Another Opening, Another show

Yet another esoteric opportunity could be pay-per-view as a medium in which advertising may encroach. And it's a growing market. A Strategy Analytics study predicts that half of U.S. homes will be regular VOD (video on demand) users by 2008, spending $26 billion on VOD services over the next seven years. Estimating that more than 8 million U.S. homes are currently passed by VOD-capable cable networks, this number will rise to nearly 50 million by the end of 2003. Activated VOD homes (those with set-top boxes loaded with VOD software) currently number around two million, and this will rise to 7.6 million by end 2002. Strategy Analytics estimates that only 2.4 million homes will actively use VOD this year, or fewer than 10 percent of those passed.
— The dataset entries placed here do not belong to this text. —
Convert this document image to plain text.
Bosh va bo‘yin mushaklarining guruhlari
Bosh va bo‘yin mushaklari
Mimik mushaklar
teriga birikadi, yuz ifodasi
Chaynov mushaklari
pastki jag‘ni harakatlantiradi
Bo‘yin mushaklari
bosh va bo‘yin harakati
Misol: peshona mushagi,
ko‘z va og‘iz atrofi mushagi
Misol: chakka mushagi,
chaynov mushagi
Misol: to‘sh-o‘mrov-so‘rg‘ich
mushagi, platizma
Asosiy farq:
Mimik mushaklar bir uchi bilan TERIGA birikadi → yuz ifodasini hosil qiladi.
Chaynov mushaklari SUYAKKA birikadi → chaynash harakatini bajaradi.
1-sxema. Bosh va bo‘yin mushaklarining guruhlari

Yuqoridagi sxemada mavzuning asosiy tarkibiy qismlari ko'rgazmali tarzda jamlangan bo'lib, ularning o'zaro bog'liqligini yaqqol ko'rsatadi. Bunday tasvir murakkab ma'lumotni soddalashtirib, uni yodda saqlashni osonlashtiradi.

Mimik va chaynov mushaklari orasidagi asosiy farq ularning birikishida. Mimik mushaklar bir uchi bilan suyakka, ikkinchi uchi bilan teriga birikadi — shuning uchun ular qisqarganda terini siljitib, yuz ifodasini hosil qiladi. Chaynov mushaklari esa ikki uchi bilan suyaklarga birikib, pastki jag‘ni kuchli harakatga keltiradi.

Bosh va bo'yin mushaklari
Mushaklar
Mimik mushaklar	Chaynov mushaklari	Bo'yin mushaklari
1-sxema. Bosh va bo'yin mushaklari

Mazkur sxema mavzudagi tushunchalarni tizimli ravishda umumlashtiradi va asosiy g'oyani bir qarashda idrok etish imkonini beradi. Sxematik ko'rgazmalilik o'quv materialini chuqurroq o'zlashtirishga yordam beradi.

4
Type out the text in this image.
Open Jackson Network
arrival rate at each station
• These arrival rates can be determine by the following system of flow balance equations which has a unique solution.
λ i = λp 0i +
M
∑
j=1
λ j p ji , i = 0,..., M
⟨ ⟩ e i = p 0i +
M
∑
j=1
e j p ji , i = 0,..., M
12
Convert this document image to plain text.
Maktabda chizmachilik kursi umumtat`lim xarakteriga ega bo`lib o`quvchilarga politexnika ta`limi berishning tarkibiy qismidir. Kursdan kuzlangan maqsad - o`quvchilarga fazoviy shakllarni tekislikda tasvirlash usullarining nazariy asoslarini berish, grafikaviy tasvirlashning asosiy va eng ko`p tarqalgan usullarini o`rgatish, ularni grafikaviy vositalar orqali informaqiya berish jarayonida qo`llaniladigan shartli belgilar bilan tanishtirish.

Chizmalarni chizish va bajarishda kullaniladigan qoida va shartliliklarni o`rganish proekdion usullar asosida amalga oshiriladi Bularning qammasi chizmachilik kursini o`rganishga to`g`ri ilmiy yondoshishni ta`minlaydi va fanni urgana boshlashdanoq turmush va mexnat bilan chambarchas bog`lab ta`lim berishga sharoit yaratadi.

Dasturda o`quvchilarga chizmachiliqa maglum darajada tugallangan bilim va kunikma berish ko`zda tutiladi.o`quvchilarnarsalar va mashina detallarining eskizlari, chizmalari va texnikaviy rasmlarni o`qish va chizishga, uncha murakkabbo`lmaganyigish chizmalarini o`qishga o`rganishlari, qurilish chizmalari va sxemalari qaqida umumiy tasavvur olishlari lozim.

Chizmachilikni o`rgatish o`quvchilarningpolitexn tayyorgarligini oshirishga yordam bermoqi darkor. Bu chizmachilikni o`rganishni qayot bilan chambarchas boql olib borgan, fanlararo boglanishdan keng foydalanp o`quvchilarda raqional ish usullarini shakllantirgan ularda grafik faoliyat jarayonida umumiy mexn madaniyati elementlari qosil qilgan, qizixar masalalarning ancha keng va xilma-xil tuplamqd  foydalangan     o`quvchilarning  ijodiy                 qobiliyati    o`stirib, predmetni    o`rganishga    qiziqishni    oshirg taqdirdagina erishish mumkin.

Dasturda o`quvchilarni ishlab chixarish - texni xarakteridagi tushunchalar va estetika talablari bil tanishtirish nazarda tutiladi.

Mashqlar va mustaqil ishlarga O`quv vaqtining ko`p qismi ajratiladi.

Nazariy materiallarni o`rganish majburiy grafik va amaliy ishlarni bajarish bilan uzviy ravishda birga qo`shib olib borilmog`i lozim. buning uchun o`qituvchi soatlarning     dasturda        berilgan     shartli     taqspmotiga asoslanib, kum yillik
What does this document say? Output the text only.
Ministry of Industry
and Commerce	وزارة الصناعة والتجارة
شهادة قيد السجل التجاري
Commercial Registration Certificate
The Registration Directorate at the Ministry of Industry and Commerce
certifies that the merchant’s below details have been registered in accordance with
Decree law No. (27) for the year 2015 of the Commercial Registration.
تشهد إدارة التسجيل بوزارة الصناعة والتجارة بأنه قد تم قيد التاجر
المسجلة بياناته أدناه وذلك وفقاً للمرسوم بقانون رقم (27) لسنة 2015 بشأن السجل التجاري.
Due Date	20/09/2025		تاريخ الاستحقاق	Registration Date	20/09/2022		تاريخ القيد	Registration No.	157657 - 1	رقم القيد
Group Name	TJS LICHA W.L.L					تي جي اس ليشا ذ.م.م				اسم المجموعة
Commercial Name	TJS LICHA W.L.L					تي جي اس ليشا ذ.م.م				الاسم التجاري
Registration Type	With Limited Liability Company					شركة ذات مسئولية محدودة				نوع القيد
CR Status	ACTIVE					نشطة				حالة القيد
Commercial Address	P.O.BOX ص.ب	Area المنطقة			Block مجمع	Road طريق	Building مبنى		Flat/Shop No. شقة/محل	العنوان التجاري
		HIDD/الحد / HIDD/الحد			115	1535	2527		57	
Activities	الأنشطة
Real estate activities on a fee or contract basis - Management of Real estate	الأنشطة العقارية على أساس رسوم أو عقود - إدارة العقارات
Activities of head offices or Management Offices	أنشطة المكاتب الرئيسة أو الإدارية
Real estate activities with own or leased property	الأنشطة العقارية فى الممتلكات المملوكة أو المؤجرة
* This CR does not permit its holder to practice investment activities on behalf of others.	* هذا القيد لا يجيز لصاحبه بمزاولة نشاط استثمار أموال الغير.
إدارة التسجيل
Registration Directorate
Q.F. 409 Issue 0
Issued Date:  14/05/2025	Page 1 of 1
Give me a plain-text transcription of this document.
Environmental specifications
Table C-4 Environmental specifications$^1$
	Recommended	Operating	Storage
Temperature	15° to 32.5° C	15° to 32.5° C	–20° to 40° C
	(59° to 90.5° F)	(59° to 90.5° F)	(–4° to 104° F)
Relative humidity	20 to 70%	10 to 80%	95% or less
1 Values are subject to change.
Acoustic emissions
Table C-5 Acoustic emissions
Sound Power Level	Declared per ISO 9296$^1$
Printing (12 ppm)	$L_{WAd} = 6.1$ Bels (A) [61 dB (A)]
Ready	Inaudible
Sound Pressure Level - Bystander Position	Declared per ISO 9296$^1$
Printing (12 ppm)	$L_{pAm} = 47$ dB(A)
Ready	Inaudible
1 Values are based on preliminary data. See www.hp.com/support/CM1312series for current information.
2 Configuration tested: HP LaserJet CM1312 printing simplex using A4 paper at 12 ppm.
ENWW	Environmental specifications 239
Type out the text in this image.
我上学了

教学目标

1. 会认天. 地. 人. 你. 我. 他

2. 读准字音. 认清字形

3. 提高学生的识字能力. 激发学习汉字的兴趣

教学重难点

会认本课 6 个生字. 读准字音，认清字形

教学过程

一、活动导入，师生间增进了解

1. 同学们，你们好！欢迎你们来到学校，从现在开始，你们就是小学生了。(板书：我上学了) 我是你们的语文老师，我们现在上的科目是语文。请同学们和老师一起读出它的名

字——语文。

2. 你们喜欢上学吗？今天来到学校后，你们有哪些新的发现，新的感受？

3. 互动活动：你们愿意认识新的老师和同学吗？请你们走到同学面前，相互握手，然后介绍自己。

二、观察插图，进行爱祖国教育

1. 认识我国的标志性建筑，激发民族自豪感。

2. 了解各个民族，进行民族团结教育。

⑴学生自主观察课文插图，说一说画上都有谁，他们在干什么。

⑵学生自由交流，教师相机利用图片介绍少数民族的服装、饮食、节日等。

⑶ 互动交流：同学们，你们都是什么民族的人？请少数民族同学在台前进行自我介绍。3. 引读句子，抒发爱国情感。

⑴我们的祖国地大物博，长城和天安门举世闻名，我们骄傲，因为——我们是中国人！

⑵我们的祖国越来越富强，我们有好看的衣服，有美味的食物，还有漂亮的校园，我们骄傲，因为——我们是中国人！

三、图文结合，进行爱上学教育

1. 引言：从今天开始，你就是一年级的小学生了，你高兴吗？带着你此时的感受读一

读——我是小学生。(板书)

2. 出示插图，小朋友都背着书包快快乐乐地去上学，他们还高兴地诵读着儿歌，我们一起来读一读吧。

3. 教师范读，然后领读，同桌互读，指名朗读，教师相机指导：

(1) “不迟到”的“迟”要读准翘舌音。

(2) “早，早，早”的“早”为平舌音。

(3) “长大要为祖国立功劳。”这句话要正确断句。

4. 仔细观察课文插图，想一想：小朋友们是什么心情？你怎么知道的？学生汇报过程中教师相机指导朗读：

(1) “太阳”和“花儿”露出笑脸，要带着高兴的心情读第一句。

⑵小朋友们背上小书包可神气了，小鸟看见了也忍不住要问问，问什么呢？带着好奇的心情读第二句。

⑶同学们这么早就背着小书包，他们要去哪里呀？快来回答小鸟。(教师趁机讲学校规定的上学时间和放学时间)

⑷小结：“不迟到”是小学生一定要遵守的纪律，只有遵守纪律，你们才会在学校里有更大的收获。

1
Findings compiled in a recent study, VOD and SVOD: Consumer Perceptions and Market Opportunities, reveal how the technologies interplay with various aspects of the cable, television, and entertainment industries. The Leichtman Research Group survey of 1,800 households throughout the U.S., as reported by Robyn Greenspan, shows that 42 percent indicated that they would pay for SVOD of premium movie services.

The study identifies the likely "early adopters" of SVOD and VOD services. In a split sample:
- 56 percent of current premium movie subscribers report that they are likely to pay $4.95 per month for SVOD.
- 38 percent are likely to pay $9. 95 per month for SVOD.
- 65 percent of households that spend more than $15 per month on video and DVD rentals say that they would order pay-per- view movies more frequently if they were available on-demand.
- Households with VOD capability order movies over twice as often as the typical digital cable household currently orders pay-per-view movies.

"Video-on-demand is not a new concept, but converging factors now make a widespread deployment of VOD more likely," said Bruce Leichtman, president of Leichtman Research Group, Inc. "SVOD, and the availability of other programs on-demand beyond just hit movies, changes the dynamics and economics of delivering Video-on-Demand."